In which of the following maternal locations would the nurse place the ultrasound transducer of the external electronic fetal heart rate monitor if a fetus at 34 weeks' gestation is in the left occipitoanterior(LOA) position?
- A. Near the symphysis pubis.
- B. Two inches above the umbilicus.
- C. Below the umbilicus on the left side.
- D. At the level of the umbilicus.
Correct Answer: C
Rationale: The transducer should be placed below the umbilicus on the left side for LOA position.
A client has obtained Plan B (levonorgestrel 0.75 mg, 2 tablets) as emergency contraception. After unprotected intercourse, the client calls the clinic to ask questions about taking the contraceptives. The nurse realizes the client needs further explanation when she makes which of the following responses?
- A. I can wait 3 to 4 days after intercourse to start taking these to prevent pregnancy.
- B. My boyfriend can buy Plan B from the pharmacy if he is over 18 years old.
- C. The birth control works by preventing ovulation or fertilization of the egg.
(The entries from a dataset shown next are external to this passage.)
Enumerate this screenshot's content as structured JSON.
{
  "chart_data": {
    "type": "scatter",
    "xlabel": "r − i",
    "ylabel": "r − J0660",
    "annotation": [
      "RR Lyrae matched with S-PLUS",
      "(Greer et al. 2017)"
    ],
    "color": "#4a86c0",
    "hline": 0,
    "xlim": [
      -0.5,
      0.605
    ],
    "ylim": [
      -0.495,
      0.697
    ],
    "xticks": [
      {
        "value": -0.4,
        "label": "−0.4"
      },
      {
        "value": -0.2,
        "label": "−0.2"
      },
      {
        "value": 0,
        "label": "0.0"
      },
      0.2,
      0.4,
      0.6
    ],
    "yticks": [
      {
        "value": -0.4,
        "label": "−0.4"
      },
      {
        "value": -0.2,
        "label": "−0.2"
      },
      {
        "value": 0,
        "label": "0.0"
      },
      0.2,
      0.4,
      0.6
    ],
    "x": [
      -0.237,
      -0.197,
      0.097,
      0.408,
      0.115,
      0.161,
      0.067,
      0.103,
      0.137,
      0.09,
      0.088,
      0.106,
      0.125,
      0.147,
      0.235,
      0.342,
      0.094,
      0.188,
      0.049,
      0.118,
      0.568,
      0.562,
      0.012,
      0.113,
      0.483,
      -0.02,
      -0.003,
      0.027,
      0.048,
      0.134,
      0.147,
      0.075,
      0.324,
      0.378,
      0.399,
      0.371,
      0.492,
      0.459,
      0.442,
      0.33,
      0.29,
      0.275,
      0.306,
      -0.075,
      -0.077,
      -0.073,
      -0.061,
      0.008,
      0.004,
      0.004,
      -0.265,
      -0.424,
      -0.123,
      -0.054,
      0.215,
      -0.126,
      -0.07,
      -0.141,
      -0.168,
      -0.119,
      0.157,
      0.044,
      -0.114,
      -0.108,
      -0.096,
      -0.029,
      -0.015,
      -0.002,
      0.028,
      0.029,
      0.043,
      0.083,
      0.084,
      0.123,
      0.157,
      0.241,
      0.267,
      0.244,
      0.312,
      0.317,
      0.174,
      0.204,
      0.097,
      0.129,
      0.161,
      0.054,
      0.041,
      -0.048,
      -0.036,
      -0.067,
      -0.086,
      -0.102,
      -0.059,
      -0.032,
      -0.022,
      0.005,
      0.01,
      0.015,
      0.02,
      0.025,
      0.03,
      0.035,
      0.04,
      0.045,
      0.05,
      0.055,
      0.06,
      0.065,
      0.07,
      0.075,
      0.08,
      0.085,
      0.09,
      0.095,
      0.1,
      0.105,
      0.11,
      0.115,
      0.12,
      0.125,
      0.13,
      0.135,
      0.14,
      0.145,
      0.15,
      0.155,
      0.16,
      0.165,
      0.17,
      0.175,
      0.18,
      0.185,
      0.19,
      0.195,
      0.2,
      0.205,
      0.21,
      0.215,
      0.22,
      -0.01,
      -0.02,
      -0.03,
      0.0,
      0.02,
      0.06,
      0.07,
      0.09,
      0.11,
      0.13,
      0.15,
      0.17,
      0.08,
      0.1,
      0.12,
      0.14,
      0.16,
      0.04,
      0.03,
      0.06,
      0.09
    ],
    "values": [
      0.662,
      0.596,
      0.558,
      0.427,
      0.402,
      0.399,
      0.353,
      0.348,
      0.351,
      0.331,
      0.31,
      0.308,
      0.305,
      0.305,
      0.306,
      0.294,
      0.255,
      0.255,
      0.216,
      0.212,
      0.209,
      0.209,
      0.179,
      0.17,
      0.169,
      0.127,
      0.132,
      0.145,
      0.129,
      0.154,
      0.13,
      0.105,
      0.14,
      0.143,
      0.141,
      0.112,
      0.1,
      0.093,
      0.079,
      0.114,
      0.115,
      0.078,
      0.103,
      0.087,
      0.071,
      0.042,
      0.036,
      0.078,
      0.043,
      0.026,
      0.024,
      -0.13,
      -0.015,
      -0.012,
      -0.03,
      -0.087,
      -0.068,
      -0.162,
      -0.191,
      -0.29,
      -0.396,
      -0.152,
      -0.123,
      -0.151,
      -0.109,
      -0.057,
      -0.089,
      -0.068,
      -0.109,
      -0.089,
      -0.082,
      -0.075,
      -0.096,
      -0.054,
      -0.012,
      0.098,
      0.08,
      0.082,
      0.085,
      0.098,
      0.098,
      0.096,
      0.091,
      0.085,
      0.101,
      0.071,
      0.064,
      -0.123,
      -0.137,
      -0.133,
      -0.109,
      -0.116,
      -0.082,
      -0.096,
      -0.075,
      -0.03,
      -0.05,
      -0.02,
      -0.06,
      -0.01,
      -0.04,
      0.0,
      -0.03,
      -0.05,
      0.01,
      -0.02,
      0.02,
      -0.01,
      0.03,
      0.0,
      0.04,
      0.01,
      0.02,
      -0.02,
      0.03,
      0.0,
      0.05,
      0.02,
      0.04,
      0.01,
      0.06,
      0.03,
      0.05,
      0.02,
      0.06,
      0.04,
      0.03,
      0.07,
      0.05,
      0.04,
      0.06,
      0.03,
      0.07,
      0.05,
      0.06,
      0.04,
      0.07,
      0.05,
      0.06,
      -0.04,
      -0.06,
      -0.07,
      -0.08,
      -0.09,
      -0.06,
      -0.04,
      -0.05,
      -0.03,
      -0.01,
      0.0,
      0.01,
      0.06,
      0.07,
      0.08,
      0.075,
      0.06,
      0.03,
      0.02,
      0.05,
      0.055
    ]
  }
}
- D. I can be discussed and have breast tenderness or a headache after using the contraceptive.
Correct Answer: A
Rationale: Plan B is most effective when taken within 72 hours of unprotected intercourse, ideally as soon as possible. Waiting 3 to 4 days reduces its efficacy, indicating a need for further explanation.
After administering hydralazine(Apresoline) 5 mg intravenously as ordered for a primigravid client with severe preeclampsia at 39 weeks' gestation, the nurse should assess the client for:
- A. Tachycardia.
- B. Bradypnea.
- C. Polyuria.
- D. Dysphagia.
Correct Answer: A
Rationale: Tachycardia is a potential side effect of hydralazine.